# Can I do anything about apps purchased in the Google Play store?



## Jesslyn (Oct 29, 2008)

I have had a Samsung 8.9 Tablet for about a year and have a LOT of paid apps purchased in the Google Play store.  Has anyone found a way to add any paid apps to the Fire?  I'm waiting on the 8.9 at the end of November and have been busy purchasing all the free apps that I have from the Amazon Appstore, pulling the apk files to sideload ones that aren't in the Amazon store, but stuck on the paid apps.

I will contact the developers directly if I have to but thought I'd ask.


----------



## Ann in Arlington (Oct 27, 2008)

I would think that if you can copy and sideload free apps you can do the same thing with paid ones, but I admit I haven't tried either thing.


----------



## booklover888 (May 20, 2012)

I tried that. I have 1 paid app from Google. I got all the files and put them all into my Kindle Fire 1, installed, but didn't work. Tried twice, then gave up and deleted it all off the Fire.

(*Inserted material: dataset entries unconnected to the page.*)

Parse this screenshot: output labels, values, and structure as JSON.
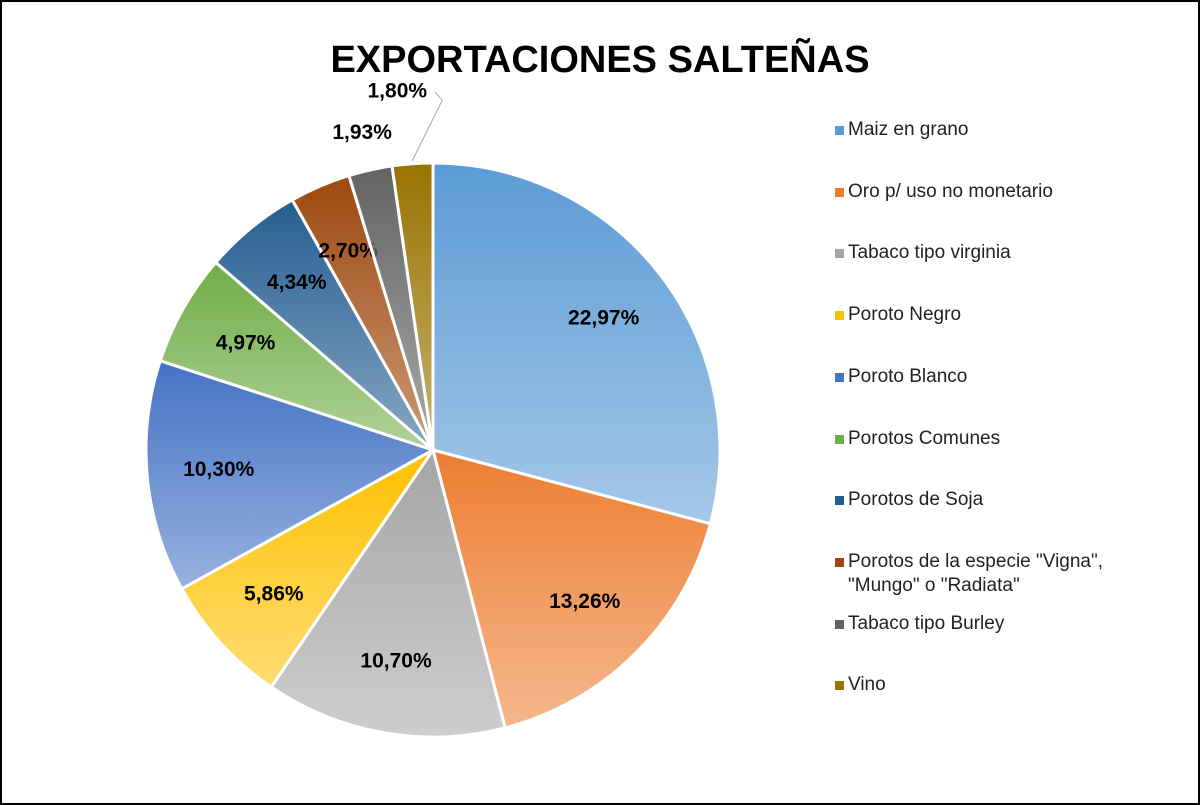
{
  "chart_data": {
    "type": "pie",
    "title": "EXPORTACIONES SALTEÑAS",
    "categories": [
      "Maiz en grano",
      "Oro p/ uso no monetario",
      "Tabaco tipo virginia",
      "Poroto Negro",
      "Poroto Blanco",
      "Porotos Comunes",
      "Porotos de Soja",
      "Porotos de la especie \"Vigna\", \"Mungo\" o \"Radiata\"",
      "Tabaco tipo Burley",
      "Vino"
    ],
    "values": [
      22.97,
      13.26,
      10.7,
      5.86,
      10.3,
      4.97,
      4.34,
      2.7,
      1.93,
      1.8
    ],
    "value_labels": [
      "22,97%",
      "13,26%",
      "10,70%",
      "5,86%",
      "10,30%",
      "4,97%",
      "4,34%",
      "2,70%",
      "1,93%",
      "1,80%"
    ],
    "colors": [
      "#5b9bd5",
      "#ed7d31",
      "#a5a5a5",
      "#ffc000",
      "#4472c4",
      "#70ad47",
      "#255e91",
      "#9e480e",
      "#636363",
      "#997300"
    ],
    "legend": "right"
  }
}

I know it's only 1 app (in my case) but it's enough to make me say to myself, no more Amazon tablets.


----------



## CegAbq (Mar 17, 2009)

There are a couple of threads here about sideloading apps onto the Fire. I can't find them at the moment, but if you can copy the apk file of your Google apps and put them in a folder on your File (I use a dropbox folder labeled apks) then from your Fire you can open the apk file and it might install (I think everyone that I've copied to my Fire installed OK)


----------



## Betsy the Quilter (Oct 27, 2008)

According to this article:

http://www.itworld.com/mobile-wireless/287620/how-google-ganked-android-app-developers



> "From Jelly Bean and forward, paid apps in Google Play are encrypted with a device-specific key before they are delivered and stored on the device. We know you work hard building your apps. We work hard to protect your investment," Google developer Angana Ghosh wrote on the Android blog June 27.


It seems the paid apps are encrypted. So, if you bought them from Google Play for a registered device, they won't work on your Fire.

Betsy


----------